Plaintiff and appellant

Plaintiff

Defendant, Appellant

Daejeon High Credit Cooperatives Korea Deposit Insurance Corporation (Attorney Kim Jong-soo et al., Counsel for the plaintiff-appellant)

Conclusion of Pleadings

March 15, 2007

The first instance judgment

Daejeon District Court Decision 2005Kadan46179 Decided October 17, 2006

Text

1. The plaintiff's appeal is dismissed.

2. The costs of appeal shall be borne by the Plaintiff.

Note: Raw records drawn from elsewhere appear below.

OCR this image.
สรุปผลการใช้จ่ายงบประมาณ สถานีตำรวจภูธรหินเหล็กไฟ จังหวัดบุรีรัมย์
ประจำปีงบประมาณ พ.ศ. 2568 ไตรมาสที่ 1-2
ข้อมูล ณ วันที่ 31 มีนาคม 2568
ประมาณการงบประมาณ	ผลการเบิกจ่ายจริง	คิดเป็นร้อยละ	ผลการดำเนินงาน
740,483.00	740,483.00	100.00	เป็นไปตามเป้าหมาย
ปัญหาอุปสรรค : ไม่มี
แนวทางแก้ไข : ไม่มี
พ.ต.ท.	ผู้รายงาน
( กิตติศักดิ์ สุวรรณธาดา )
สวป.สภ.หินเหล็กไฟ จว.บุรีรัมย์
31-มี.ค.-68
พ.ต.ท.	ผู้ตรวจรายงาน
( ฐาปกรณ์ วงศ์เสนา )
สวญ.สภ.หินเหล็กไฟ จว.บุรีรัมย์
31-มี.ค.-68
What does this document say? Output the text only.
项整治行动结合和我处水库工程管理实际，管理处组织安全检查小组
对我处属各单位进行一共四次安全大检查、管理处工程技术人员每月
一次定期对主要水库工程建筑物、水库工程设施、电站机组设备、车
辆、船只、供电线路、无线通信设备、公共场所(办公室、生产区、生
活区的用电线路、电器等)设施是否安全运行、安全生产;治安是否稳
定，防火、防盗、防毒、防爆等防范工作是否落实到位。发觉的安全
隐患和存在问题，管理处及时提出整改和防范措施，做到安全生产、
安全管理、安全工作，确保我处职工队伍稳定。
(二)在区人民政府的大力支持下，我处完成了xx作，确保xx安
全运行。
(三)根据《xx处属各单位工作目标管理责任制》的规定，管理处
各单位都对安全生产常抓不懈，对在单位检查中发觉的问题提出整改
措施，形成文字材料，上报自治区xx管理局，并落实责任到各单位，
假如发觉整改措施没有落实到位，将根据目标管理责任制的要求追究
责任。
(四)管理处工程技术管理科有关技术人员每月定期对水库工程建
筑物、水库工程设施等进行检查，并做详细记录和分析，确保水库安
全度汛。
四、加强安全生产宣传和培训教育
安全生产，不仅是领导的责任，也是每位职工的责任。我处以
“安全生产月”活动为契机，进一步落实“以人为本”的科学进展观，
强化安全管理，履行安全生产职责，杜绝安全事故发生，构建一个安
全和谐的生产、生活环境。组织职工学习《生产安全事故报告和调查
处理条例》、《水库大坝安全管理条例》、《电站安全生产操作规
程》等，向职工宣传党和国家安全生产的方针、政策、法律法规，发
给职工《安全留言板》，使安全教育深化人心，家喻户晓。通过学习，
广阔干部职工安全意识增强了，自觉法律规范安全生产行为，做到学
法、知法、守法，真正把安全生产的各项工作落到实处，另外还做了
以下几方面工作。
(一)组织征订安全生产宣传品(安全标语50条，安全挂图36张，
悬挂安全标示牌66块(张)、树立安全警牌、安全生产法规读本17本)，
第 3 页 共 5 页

Purport of claim and appeal

1. Purport of claim

Daejeon District Court Decision 2004Hu2728 Decided September 8, 2005, the amount of 5,421,449 won against the plaintiff among the distribution schedule prepared by the same court on September 8, 2005, shall be 30,000,000 won, and the amount of 36,142,94 won against the trustee in bankruptcy of the Korea Deposit Insurance Corporation of the Daejeon District Credit Cooperatives, Daejeon District Court shall be corrected to 16,428,795 won.

2. Purport of appeal

Of the judgment of the court of first instance, the part against the plaintiff against the defendant shall be revoked. Of the distribution schedule prepared by the Daejeon District Court on September 8, 2005, the amount of 5,421,449 won against the plaintiff among the distribution schedule prepared by the same court on September 8, 2005, the amount of 30,000,000 won for the plaintiff, and the amount of 36,142,994 won for the amount of 16,428,795 won for the trustee in bankruptcy against the Korea Deposit Insurance Corporation of the Daejeon Daejeon District Court.

Reasons

1. Basic facts

The following facts can be acknowledged in full view of the following facts: Gap evidence 1 to Gap evidence 3, Eul evidence 1, Eul evidence 1, 2, 16, and 17 (including each number), the witness non-party 1's testimony, and the whole purport of the pleadings.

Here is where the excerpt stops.